I swore early on that I would never be the mum who defines herself by the illness of her children, and now I make a point of it. Although I swore I would not let this change me, fighting against the reality of how we have to live is different. And I realised that surrounding myself with people who don’t or won’t understand makes life harder.

My ill children will never be able to accomplish the same things that others can. The future I thought I wanted for them is no longer. And whether this comes all at once, or over time, the news and realisation often comes with a lot of pain. That the focus can shift from what society deems as important, to what you know is important to each child. But the society you choose to surround yourself with can make this easier or harder. There are now many conversations I can just no longer relate to.

When my eldest graduated from grade six, she had just got out of hospital again, and had missed the last month of her precious primary years. Every child in grade six delivers a heartfelt speech to parents, and the school committee and anyone else who attends the graduation. When she delivered her speech she acknowledged how lucky she was to have been able to attend the graduation. She spoke not about her academics, which had fallen behind, or the years spent in primary school, which became a privilege, but of the difference in all she had learnt, and accomplished. She never won a cross country, she was never ahead of the class and for most part struggled both academically and socially once she became seriously unwell.

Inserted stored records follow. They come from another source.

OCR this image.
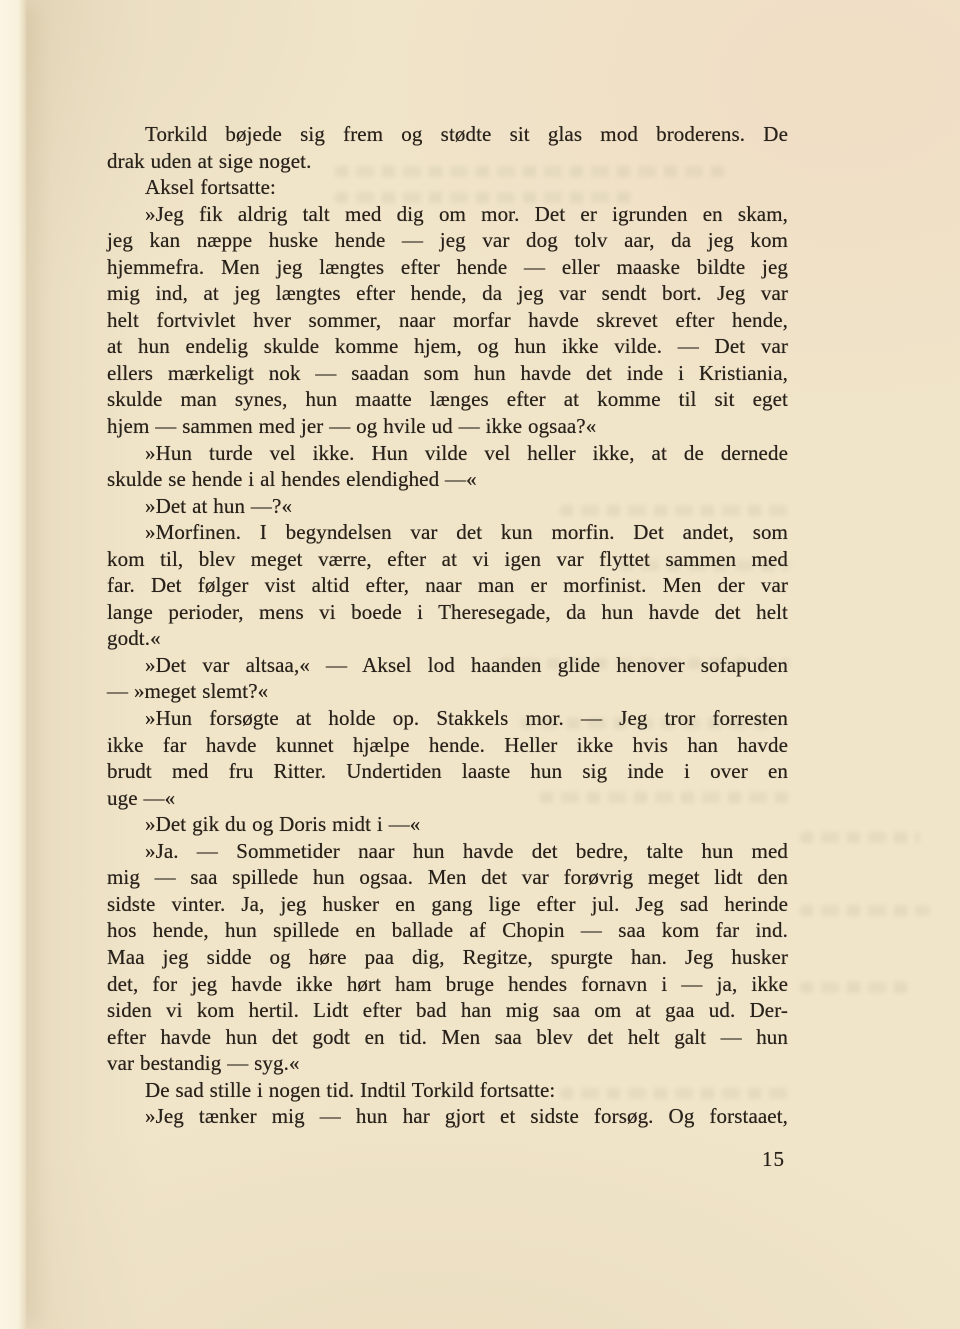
Torkild bøjede sig frem og stødte sit glas mod broderens. De
drak uden at sige noget.
Aksel fortsatte:
»Jeg fik aldrig talt med dig om mor. Det er igrunden en skam,
jeg kan næppe huske hende — jeg var dog tolv aar, da jeg kom
hjemmefra. Men jeg længtes efter hende — eller maaske bildte jeg
mig ind, at jeg længtes efter hende, da jeg var sendt bort. Jeg var
helt fortvivlet hver sommer, naar morfar havde skrevet efter hende,
at hun endelig skulde komme hjem, og hun ikke vilde. — Det var
ellers mærkeligt nok — saadan som hun havde det inde i Kristiania,
skulde man synes, hun maatte længes efter at komme til sit eget
hjem — sammen med jer — og hvile ud — ikke ogsaa?«
»Hun turde vel ikke. Hun vilde vel heller ikke, at de dernede
skulde se hende i al hendes elendighed —«
»Det at hun —?«
»Morfinen. I begyndelsen var det kun morfin. Det andet, som
kom til, blev meget værre, efter at vi igen var flyttet sammen med
far. Det følger vist altid efter, naar man er morfinist. Men der var
lange perioder, mens vi boede i Theresegade, da hun havde det helt
godt.«
»Det var altsaa,« — Aksel lod haanden glide henover sofapuden
— »meget slemt?«
»Hun forsøgte at holde op. Stakkels mor. — Jeg tror forresten
ikke far havde kunnet hjælpe hende. Heller ikke hvis han havde
brudt med fru Ritter. Undertiden laaste hun sig inde i over en
uge —«
»Det gik du og Doris midt i —«
»Ja. — Sommetider naar hun havde det bedre, talte hun med
mig — saa spillede hun ogsaa. Men det var forøvrig meget lidt den
sidste vinter. Ja, jeg husker en gang lige efter jul. Jeg sad herinde
hos hende, hun spillede en ballade af Chopin — saa kom far ind.
Maa jeg sidde og høre paa dig, Regitze, spurgte han. Jeg husker
det, for jeg havde ikke hørt ham bruge hendes fornavn i — ja, ikke
siden vi kom hertil. Lidt efter bad han mig saa om at gaa ud. Der-
efter havde hun det godt en tid. Men saa blev det helt galt — hun
var bestandig — syg.«
De sad stille i nogen tid. Indtil Torkild fortsatte:
»Jeg tænker mig — hun har gjort et sidste forsøg. Og forstaaet,
15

She did however learn how funny she was under nitrous. How to swallow over 60 medications a day, mostly without vomiting. She learnt the difference first hand about a nose tube, a peg, a T-tube, a catheter, a central line, a pic line, TPN and how incredible it is when you can no longer eat. The difference between IV300 and tegaderm, transfusions and infusions. That she had also met some of the most incredible people along her journey. That she had started donating specially made bears that she had helped design to seriously sick kids and was still here today thanks to the medical and nursing staff at RCH Melbourne. And how grateful she was for organ donation. Her speech was a knockout. It was raw, emotionally strong, and soft, and spoke of both innocence and a knowing beyond her years. There were tears and laughter in the audience, and left many parents thinking about her journey. I was so incredibly proud of her for not focusing on what ‘could have been’, but for embracing and celebrating her own unique differences.